Obstetrics admissions doubled over the next few years. And along the way, not only did most of the nurses get used to the extra demands of the wing, but they started to like them. Turnover among the nursing staff, always a problem at Griffin, started to drop. And the nurses were even taking it upon themselves to find more ways to cater to the patients. For example, they came up with a program that offers a free exam of mother and baby back at the hospital three days after discharge--or at the mom's own home, should a hospital return be inconvenient. Ninety-six percent of mothers were soon availing themselves of that exam, and in one-third of the cases a nurse identified a problem that might have otherwise gone untreated, such as jaundice or lactation difficulties. Perhaps most amazing of all, only a small percentage of the patients asked to have a nurse come to their homes to conduct the exam; they all seemed perfectly happy to drop back by the hospital.
Some of the obstetricians never did get used to the new order, however, and they moved on. In the past, such doctor vacancies were crises for Griffin because of the difficulty in attracting good physicians to a tired, old-fashioned facility. But now the hospital found that top-notch obstetricians, including younger and female doctors often favored by expectant mothers, were actively seeking Griffin out. What's more, because the new unit's philosophy was clearly established, the doctors who signed on tended to be physicians who preferred working in this new "patient driven" model. "Our environment was becoming a recruiting tool," notes Lynn Werdal, vice-president of patient-care services.
None of which meant that Charmel's next suggestion didn't come as a surprise when he threw it out to the executive team, in 1990.
"Can we build an entire hospital like this?" he asked.
Yes. They could.
As I stand at the edge of the Griffin Hospital parking lot, listening to the classical music being piped through nearby loudspeakers, someone approaches and cheerily asks if I've forgotten where I've parked. This is Phil Landona, an outgoing, middle-aged man who serves as a parking-lot guard and, given that he's often the first Griffin staff person a patient sees, as a general putter-at-ease. He often personally leads people into the hospital and then back to their car when they leave. He strikes up an easy conversation before wishing me a good day.
No matter how much you've been warned that Griffin doesn't look like an ordinary hospital, or how carefully you've followed directions inside, or even if Landona has personally led you by the elbow, you can't help wondering if you've made a mistake when you enter Griffin's lobby. Think of the lobby of a high-powered law firm: expensive-looking wood; curving, sophisticated structures; and an energetic, pleasant, and efficient-looking young receptionist sitting alone behind a massive desk, smiling at you as if you were the moneyed, tough-to-please client whose arrival the firm has been frantically preparing for over the course of weeks.
Speaking up a little to be heard over the near-concert-quality player piano that's running through a light jazz number off to the side, I tell the receptionist the name of the person I'm there to see, and she enthusiastically suggests that I simply keep walking straight ahead down the one corridor leading out of the lobby until I come to the central registration area. As I walk along the handsomely appointed hallway, I notice there are no signs on the wall to direct me to any of the various wings or specialties. At the central registration area, which resembles a bank president's waiting room, I ask a man in a suit to direct me to an office. "Sure, follow me," he says.
This is pretty much the experience any patient has when he or she shows up at Griffin. The outer lobby and central registration area act as a pleasant funnel in which it is virtually impossible to become lost or to avoid being greeted. Once you've registered, someone will lead you to the appropriate wing--it's not good enough to merely give you directions. Pointing is actually banned in hallways. All this, of course, is in place of the more common experience of entering a crowded, noisy, disorienting lobby and trying to follow signs to a particular ward. "No one's going to give you high marks for having good signage," explains Powanda. "Being taken to your unit by a person is something you remember."
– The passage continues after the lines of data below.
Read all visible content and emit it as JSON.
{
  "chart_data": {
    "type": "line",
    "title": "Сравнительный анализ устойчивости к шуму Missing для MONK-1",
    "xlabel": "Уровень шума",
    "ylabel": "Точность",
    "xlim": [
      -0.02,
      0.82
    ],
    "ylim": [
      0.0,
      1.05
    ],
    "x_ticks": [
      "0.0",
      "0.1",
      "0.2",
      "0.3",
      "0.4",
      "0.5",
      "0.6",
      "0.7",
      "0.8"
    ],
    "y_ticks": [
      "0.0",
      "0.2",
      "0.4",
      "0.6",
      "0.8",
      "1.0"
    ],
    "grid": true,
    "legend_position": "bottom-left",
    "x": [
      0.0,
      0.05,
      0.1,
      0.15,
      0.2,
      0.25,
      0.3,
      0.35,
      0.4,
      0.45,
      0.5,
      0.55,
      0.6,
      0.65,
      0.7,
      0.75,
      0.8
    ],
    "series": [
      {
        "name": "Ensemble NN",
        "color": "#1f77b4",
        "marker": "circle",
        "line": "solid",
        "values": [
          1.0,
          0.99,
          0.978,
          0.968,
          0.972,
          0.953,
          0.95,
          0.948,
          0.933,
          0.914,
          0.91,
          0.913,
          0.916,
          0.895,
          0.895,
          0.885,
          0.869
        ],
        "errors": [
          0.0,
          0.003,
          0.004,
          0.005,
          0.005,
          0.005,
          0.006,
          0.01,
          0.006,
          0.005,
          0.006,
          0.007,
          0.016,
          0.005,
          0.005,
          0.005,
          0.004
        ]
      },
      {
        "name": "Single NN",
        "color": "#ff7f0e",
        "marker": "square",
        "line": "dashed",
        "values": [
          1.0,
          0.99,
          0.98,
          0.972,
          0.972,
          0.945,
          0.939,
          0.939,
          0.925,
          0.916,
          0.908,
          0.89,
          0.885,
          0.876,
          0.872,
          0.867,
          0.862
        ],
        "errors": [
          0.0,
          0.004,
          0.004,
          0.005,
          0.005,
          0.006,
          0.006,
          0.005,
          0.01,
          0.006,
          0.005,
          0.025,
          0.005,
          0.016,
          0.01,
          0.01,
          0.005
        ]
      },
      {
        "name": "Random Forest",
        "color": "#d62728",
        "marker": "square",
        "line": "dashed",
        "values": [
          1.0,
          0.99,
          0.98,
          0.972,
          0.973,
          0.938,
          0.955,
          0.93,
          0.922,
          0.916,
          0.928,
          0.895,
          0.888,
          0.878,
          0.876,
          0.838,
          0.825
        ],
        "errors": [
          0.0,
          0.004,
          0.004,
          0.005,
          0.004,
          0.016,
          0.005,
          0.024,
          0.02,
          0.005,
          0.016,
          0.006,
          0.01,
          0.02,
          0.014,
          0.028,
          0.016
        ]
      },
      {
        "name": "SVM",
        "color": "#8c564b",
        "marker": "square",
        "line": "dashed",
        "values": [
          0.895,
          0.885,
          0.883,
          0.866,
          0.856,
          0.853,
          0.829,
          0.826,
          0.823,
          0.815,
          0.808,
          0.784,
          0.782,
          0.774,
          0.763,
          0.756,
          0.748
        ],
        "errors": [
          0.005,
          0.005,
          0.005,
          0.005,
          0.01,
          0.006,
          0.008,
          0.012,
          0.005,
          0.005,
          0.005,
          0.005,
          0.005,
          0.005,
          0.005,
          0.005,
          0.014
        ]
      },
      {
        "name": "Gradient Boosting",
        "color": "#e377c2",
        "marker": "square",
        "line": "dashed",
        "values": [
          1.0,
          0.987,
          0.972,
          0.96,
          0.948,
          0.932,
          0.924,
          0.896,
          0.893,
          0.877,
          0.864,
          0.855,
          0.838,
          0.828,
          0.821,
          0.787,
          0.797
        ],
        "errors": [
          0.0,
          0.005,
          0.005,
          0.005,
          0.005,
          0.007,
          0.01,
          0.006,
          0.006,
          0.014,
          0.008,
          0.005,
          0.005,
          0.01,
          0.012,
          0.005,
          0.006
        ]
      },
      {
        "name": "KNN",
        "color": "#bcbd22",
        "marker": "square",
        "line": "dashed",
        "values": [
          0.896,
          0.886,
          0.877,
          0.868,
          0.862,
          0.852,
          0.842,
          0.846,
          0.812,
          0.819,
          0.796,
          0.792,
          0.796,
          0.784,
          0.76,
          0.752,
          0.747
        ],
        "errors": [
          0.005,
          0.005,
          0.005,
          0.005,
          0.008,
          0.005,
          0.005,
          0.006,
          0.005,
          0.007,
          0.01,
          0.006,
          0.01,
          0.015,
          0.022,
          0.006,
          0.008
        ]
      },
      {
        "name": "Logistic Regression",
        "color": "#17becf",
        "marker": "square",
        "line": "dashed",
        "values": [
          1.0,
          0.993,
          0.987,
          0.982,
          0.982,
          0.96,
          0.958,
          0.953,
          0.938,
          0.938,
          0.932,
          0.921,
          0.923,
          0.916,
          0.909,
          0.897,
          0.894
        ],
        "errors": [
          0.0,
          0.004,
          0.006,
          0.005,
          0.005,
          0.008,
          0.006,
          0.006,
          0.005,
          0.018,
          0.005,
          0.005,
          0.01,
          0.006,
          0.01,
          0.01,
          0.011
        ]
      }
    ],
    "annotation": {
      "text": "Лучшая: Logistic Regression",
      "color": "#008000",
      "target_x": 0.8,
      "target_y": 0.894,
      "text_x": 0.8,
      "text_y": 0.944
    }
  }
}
Throughout the hospital, corridors are generously trimmed in maple and nicely carpeted (special wheel bearings were brought in to keep gurneys from bogging down in the thick pile), and they feature warm, indirect lighting. There are no gurneys, wheelchairs, crash carts, or food-tray dollies lining the corridors. There are no public-address-system pages or announcements or gongs. "Pat hates noise and clutter," says one nurse, "Pat" being Charmel. "He gets really annoyed if he sees a piece of equipment sitting outside a room."
The rooms are furnished at a level of taste and comfort roughly equal to that of a typical upper-middle-class hotel. Some rooms are outsized, with couches that fold into double beds. Those are the "care partner" rooms, in which family members who help provide care are allowed to stay with the patient. None of the rooms is more than a dozen feet or so from a nurses' station.